Way back when we got final details of released kepler cards "680" a few of us decided they maybe not worth the jump from Fermi, I'm sure you kept your 580 but I ended up with a couple of 680's,( I only ever run Single setups)

I would describe the 680 as a good card very power efficient etc.. but a finicky card, throw any game at a fermi and it would do a steady job, the same with 680 and performance is very good or very bad + often there are like internal synchronisation type issues in and around v-sync frequencies, interesting all the fixes like Active V-sync and frame rate limiters etc were introduced with this card ;) never needed all that malarkey with fermi !

I realise it's a tough one especially if you have not run one of the cards but I would be interested on your take on that.
 
interesting all the fixes like Active V-sync and frame rate limiters etc were introduced with this card ;) never needed all that malarkey with fermi !

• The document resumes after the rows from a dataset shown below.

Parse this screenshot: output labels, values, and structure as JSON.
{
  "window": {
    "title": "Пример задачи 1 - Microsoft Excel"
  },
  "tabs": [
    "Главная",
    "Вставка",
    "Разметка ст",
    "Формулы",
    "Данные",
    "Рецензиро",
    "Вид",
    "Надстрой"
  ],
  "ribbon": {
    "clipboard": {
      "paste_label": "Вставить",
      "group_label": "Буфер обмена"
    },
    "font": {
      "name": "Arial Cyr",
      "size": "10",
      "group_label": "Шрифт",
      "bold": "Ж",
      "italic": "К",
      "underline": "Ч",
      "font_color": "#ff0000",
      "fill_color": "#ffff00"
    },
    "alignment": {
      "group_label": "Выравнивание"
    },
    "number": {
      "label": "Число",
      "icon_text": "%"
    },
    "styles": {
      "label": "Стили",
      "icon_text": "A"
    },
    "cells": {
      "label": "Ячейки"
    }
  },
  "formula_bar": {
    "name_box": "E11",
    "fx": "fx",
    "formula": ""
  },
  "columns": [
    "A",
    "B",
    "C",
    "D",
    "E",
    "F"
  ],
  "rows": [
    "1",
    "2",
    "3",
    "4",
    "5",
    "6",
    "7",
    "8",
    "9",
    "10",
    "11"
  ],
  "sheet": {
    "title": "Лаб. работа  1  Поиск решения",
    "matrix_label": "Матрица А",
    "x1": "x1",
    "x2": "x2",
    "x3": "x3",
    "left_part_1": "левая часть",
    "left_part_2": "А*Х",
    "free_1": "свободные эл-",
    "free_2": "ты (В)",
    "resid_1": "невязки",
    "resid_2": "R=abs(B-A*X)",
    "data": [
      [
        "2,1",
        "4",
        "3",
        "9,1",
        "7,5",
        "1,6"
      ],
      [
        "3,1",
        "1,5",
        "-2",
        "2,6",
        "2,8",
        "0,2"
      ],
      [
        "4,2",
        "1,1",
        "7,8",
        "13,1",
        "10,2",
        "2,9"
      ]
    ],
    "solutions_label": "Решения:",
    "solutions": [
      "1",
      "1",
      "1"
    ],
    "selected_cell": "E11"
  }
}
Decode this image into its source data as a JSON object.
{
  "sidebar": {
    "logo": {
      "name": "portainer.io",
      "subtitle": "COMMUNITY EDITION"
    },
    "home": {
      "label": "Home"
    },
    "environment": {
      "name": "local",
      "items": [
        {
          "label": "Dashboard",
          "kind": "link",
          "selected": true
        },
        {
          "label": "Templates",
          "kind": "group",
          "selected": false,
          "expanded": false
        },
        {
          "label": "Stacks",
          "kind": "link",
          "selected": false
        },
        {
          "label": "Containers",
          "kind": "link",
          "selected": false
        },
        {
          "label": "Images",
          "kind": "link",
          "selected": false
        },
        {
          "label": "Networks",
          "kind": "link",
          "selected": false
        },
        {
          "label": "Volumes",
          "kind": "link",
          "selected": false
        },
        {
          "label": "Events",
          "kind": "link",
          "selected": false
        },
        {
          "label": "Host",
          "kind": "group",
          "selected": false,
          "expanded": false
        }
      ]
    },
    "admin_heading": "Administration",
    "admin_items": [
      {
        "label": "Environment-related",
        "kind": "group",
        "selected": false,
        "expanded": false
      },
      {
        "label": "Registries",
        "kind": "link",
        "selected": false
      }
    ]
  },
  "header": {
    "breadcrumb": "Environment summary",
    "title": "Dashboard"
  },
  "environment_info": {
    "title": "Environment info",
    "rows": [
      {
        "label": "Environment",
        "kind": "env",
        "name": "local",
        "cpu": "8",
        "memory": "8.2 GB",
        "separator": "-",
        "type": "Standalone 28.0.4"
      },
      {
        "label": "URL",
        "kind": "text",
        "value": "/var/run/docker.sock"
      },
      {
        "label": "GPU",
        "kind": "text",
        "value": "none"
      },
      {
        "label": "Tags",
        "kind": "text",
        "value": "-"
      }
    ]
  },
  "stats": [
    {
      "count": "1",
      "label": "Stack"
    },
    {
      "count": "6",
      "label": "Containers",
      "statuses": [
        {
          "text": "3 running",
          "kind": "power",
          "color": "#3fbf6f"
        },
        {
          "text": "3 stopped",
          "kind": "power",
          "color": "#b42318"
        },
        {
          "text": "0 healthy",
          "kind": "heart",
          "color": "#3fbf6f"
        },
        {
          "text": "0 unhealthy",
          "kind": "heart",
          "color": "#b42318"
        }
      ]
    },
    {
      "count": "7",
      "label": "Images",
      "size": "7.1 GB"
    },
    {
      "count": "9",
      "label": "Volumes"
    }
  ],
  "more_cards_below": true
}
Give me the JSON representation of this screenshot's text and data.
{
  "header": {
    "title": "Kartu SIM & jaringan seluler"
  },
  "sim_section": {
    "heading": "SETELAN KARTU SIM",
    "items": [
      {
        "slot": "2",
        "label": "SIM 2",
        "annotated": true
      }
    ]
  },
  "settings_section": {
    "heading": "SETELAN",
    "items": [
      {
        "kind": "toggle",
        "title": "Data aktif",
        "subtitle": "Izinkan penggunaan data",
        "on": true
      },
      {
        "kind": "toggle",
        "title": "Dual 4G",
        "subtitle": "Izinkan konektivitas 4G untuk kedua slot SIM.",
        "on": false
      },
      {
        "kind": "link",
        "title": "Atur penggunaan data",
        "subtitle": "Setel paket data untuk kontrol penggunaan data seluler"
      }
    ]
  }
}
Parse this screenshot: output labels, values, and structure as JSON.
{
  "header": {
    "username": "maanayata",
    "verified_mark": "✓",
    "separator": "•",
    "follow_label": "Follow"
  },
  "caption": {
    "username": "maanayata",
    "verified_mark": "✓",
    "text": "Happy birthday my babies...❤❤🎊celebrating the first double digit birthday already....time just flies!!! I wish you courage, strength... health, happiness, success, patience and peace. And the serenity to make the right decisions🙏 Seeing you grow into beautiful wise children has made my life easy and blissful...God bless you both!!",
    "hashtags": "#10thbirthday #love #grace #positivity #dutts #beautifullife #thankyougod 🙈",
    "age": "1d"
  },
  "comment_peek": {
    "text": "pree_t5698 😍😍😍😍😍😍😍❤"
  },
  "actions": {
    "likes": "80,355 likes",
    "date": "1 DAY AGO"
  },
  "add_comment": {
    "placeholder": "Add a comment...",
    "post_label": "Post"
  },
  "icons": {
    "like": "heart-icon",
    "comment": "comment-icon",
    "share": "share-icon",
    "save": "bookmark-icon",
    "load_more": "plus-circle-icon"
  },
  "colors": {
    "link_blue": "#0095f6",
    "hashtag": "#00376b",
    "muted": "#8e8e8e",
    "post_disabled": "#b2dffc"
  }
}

Adaptive/dynamic vsync is something thats been coming for awhile, it was first used (outside of drivers) with smart vsync in RAGE (idtech5).

Driver level framerate limiting is something quite a few people have been requesting for quite awhile too especially developers as people don't like it when their GPUs are churning out 1000s of FPS in simple scenes/cutscenes, etc. making the capacitors and other components whine and sometimes getting very hot doing not much at all.